Monday, January 28, 2008

Moral Hazard

Moral hazard is the prospect that a party entering a contract becomes insulated from a risk and that insulation causes him or her to behave differently to the other party's peril. The contract changes incentives and the changed incentives causes one party to behave differently. A few examples will clarify this.

If you rent a car or your residence to someone, you, as the owner, run the risk that your renter will not treat it the way you would treat your own property. By entering into the rental agreement, you, the lessor, incur moral hazard. If you doubt moral hazard exists in rental contracts, ask yourself why landlords require deposits, and why you as a used car buyer worry more about a rental car than one you buy from the sole owner.

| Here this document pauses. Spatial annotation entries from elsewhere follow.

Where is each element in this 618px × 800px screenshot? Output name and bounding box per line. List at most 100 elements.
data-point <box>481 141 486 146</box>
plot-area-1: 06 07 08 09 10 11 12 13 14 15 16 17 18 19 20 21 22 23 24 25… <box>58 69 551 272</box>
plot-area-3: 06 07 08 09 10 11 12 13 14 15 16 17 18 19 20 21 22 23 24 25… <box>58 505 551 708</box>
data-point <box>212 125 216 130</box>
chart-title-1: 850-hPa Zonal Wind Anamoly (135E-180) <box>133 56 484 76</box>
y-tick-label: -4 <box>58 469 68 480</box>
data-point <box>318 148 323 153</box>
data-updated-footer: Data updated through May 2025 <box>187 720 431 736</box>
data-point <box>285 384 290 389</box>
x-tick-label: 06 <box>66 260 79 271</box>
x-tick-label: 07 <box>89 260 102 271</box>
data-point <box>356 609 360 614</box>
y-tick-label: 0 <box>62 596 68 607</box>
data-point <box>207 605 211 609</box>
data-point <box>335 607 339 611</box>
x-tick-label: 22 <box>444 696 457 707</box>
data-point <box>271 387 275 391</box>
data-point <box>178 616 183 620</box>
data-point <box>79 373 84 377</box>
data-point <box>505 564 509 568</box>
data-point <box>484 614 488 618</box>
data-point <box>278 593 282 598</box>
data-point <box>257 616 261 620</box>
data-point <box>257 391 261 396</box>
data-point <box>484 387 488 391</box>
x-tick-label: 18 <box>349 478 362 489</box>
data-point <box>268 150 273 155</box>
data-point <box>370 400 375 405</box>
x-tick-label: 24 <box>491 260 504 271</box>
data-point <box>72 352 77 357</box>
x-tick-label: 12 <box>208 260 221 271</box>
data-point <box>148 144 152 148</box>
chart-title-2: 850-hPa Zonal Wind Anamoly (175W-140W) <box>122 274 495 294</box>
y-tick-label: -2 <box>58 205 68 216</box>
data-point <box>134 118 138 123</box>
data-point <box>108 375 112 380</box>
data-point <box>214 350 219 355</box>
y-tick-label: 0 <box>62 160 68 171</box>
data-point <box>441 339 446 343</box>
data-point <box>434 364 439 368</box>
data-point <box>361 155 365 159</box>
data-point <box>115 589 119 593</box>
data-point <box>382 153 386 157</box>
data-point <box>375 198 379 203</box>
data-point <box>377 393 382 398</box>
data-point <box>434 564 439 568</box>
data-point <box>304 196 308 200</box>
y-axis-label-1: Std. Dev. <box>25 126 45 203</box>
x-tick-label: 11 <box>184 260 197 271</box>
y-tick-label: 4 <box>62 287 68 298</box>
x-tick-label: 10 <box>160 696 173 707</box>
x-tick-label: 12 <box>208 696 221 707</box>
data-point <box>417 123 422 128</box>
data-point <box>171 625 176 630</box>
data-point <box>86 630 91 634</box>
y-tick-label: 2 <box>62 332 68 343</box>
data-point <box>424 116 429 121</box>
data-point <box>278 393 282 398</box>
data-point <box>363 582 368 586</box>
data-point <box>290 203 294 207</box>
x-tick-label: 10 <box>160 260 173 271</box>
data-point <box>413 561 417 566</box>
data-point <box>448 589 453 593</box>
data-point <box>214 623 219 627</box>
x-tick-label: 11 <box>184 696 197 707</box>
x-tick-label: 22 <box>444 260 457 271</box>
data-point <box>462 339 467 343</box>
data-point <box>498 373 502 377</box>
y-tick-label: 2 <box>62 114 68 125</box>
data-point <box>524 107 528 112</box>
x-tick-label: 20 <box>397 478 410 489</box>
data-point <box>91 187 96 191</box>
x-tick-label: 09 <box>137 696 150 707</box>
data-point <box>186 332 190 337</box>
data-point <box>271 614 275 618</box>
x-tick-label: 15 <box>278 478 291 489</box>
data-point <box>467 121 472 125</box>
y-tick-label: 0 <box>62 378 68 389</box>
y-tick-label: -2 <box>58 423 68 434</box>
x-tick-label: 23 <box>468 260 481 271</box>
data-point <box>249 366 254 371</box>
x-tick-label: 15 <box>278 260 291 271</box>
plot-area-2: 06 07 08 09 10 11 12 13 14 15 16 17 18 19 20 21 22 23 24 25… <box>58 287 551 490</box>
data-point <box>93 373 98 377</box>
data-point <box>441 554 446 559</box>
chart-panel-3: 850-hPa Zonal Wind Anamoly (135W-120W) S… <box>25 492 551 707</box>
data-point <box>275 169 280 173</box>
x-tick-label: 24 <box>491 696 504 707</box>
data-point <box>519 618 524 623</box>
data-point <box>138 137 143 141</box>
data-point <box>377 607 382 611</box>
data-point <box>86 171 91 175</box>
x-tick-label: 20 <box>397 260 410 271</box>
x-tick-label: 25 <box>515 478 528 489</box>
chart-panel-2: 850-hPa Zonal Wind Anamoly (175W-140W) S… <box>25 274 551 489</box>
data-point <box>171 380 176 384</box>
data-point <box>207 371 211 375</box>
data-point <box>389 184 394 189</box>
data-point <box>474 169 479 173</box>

Moral hazard arises because an individual or institution does not bear the full consequences of its actions, and therefore acts less carefully than he or it otherwise would. This leaves another party bearing some responsibility for the consequences of those actions.
Insurance is rife with moral hazard: Why? An insured party's behavior will be riskier than it would have been without the insurance.

In life insurance, moral hazard can arise when the insured can self select. A life insurance company bases its rates on the actuary tables for the average person. If I know everyone in my family has died young, it make sense for me to buy more insurance than normal. This adverse selection will cause the life insurance company to undercharge me for the true risk of my living less the actuarial tables predict.
In banking, deposit insurance creates moral hazard. Consider a hypothetical bank we could call Loan Prone Savings and Loan. The FDIC insures Loan Prone's deposits. The bank gets in trouble. Loan Prone's loans are not sufficient to pay off its depositors. Perhaps its books do not yet show its true condition. They comply with banking regulations, but they do not show the true value of the loans. What can Loan Prone's managers do?

They note that if the bank can get more funds (by taking in more deposits), it could make some new loans. So Loan Prone offers an above market interest rate to attract more deposits. There is no risk for the depositors, their deposits are insured. Note: without deposit insurance, depositors would have a strong incentive to investigate a bank's soundness. With deposit insurance, that incentive is gone.
The bank does not care if its losses grow, Lone Prone is already "in the soup." Maybe it can recover enough from the new loans to get back in the black. Thus Loan Prone hopes that it can find some profitable investments to recoup its loses. It goes for higher interest, but riskier loans. It is gambling to get back into the game. The depositors do not care: the FDIC is going to get stuck paying off them off even if the loans go sour.

Neither the the bank nor the depositors are behaving the way they would in the absence of deposit insurance. That is the essence of moral hazard.


2 comments:

vansant said...

So what is the incentive for the investor to do "background checks" on the loaning bank? If the FDIC insures their investment and the bank is giving investors a better rate the average Billy Bankroll is not going to care. Yes if the bank closes it's gates and locks it's doors, the investor will have to wait until the FDIC gets their cash to them, but they did get a ton of cash for doing close to nothing.

So a CEO of a bank, let's call it "Grizzly Firm Bank," sees that his bank is in trouble. "We are going to raise our interest rates to intice bigger loans. This will inturn save our 'Grizzly Firm Bank.'"

However, this risk does not pay off for the CEO. What happens to the bank...the FED bails them out, repays the loans, and slaps "Grizzly Firm Bank" on the wrist. This wrist slap reverberates through the bank and the board wants head on the chopping block.
"The CEO is the man responsible for this. His head will be on a spike by the end of this!"

This sounds like it will end in bloodshed and tears for the CEO and it will. But the bloodshed will be in the form a a hefty severence and early retirement package and the tears will be tears of joy for evading possible jail time.

So, all is well that ends well.

TaDonne' said...

Moral hazard is a risky element in the business world. I think you have to take risks to gain, but at what cost. It seems these are the gambles that many businesses take all the time. It does help with customer/sales rep relationship. I guess it would establish a trust between the two.